'Chup' review: A mix of good performance, sketchy portrayal of film journalists and a murder mystery

What works to the film’s advantage is that the actors are comfortable in their skin. Deol and Bhatt seem to be taking it easy and enjoying the fun. Dhanwanthary and Salman are all charm and charisma

Photo: Twitter/@thatfilmymonk
Photo: Twitter/@thatfilmymonk

Namrata Joshi

Chup: Revenge of the Artist, R. Balki’s latest outing, works on an ingenious idea: a serial killer targeting critics with contrarian views on films. However, the two elements that it stands on don’t quite mesh and meld well together. On the one hand are the murders themselves, on the other is the accompanying unceasing commentary on creation and its critique, the uneasy relationship between the creator and the critic which is the provocation for the killing spree in the first place. While the act of killing keeps one conventionally engaged with the blood and gore and a suspect you’d identify minutes into the film, the latter feels too done over, stilted, and glib. From the hat tip to 110 years of Indian cinema to the 80 years of Bachchan.

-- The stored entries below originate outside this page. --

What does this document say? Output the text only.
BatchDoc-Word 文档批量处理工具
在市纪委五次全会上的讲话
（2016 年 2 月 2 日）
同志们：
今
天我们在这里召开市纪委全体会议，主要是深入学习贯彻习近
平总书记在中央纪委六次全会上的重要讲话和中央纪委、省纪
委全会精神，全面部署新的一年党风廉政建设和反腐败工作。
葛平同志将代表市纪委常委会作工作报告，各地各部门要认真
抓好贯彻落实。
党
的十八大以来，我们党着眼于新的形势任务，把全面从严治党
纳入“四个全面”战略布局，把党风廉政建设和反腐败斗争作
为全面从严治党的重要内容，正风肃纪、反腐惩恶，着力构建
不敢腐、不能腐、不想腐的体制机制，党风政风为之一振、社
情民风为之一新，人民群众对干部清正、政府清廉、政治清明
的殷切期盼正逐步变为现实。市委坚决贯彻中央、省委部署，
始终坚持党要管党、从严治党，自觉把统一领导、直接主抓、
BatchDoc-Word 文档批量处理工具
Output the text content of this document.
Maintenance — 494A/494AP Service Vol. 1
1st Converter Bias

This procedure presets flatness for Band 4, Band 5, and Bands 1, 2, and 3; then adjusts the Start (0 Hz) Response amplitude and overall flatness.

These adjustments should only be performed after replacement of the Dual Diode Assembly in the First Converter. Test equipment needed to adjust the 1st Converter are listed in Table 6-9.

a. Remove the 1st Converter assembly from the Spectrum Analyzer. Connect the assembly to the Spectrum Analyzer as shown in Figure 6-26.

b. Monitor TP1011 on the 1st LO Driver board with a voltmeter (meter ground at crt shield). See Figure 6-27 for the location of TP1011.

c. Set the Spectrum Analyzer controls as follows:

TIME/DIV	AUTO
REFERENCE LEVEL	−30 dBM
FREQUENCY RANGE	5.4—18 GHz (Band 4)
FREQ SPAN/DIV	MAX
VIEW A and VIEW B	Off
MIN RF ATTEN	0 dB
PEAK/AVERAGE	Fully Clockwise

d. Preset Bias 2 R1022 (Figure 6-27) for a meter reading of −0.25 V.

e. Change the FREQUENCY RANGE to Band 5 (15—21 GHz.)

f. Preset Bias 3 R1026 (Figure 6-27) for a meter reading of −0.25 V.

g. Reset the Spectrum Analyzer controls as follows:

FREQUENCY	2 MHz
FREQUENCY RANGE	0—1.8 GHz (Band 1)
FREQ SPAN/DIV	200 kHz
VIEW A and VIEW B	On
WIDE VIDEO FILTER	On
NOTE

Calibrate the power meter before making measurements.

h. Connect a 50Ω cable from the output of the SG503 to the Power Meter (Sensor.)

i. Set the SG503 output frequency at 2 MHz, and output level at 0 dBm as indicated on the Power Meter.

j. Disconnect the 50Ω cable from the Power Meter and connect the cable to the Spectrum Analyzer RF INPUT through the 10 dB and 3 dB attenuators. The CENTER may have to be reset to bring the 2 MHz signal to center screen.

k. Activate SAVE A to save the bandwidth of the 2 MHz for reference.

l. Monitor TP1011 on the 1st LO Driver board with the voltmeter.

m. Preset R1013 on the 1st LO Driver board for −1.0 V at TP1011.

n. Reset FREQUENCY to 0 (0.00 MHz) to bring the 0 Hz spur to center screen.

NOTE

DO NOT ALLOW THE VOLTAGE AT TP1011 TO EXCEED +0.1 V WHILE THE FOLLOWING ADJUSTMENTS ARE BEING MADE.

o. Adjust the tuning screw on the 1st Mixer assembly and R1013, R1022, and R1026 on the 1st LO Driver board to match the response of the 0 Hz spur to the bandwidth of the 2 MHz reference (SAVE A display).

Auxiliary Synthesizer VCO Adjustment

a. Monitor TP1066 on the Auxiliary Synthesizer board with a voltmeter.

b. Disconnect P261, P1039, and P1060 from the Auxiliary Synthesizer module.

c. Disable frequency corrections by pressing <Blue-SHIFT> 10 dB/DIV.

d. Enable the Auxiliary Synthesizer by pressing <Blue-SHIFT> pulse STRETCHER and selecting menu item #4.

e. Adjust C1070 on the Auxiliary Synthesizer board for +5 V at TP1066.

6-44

From Bachchan’s admission of respect for the critics and the assertion that fearless, unbiased criticism is essential for evolution of the society to the defense of the sensitive artiste, the film is not able to make up its mind and take a stand on either. Not that taking a stand is essential, but the tonal fluctuations make the narrative feel unwieldy. Then the very basis of the film gets challenged when a character asserts that ratings and reviews can’t make or break a film. Why go to the extreme and chase us then with a knife, gun, dagger or whatever? What’s the hullabaloo all about?

Sunny Deol is Arvind Mathur, Mumbai’s top cop, in charge of the critics’ killer case, aided by a giddy assistant and an ineffective boss who keeps threatening about CBI taking over the probe. When nothing seems to yield any result, Arvind decides to deploy criminal psychologist Zenobia Shroff (Pooja Bhatt) and soon enough all begins to fall in place. Why couldn’t she have been brought in right at the start of the investigation?

Parallel to the killings is the flowering romance between an entertainment journalist Nila Menon (Shreya Dhanwanthary) and florist Danny (Dulquer Salman) that one knows, at the very start, is somehow entwined with the main plot but remains aligned in a rather ungainly fashion all through the film. What the viewer does get by way of the budding chemistry of the couple is a round of Bandra—Mount Mary, Good Luck, Patel and Mehboob—where the two appear to reside and frolic. And yes, all is good about this Bandra except for the rents.

What is not good is the portrayal of the media. The world of critics and film journalism remains sketchy, one-dimensional, and pandering to the superficiality, presumptions and stereotypes than reaching out with veracity or any specifics.

The film doffs its hat to Guru Dutt (with the songs Jaane kya tune kahi and Ye duniya agar mil bhi jaaye to kya hai, the cricket sound and the poet as Christ image from Pyaasa) who could not earn the due recognition for his most significant film in his lifetime, Kaagaz Ke Phool. Much sentimentality accompanies the prolonged explanation and validation of the artiste-killer and saviour of cinema someone who is up to date on the knowledge of even Mongolian cinema. But it still doesn’t reach out, impress or create any sense of empathy. Most so because, like any other psychopathic killer film, Chup also ultimately seeks inspiration in Alfred Hitchcock’s iconic Norman Bates (than Guru Dutt’s poet-filmmaker) with the double dose of tea, pav and film tickets and seats panning out nicely through the film.

What works to the film’s advantage is that the actors are comfortable in their skin. Deol and Bhatt seem to be taking it easy and enjoying the fun. Dhanwanthary and Salman are all charm and charisma. Wish her cracking relationship with her blind mother (Saranya Povannan) was better fleshed out. It surely left me asking for more.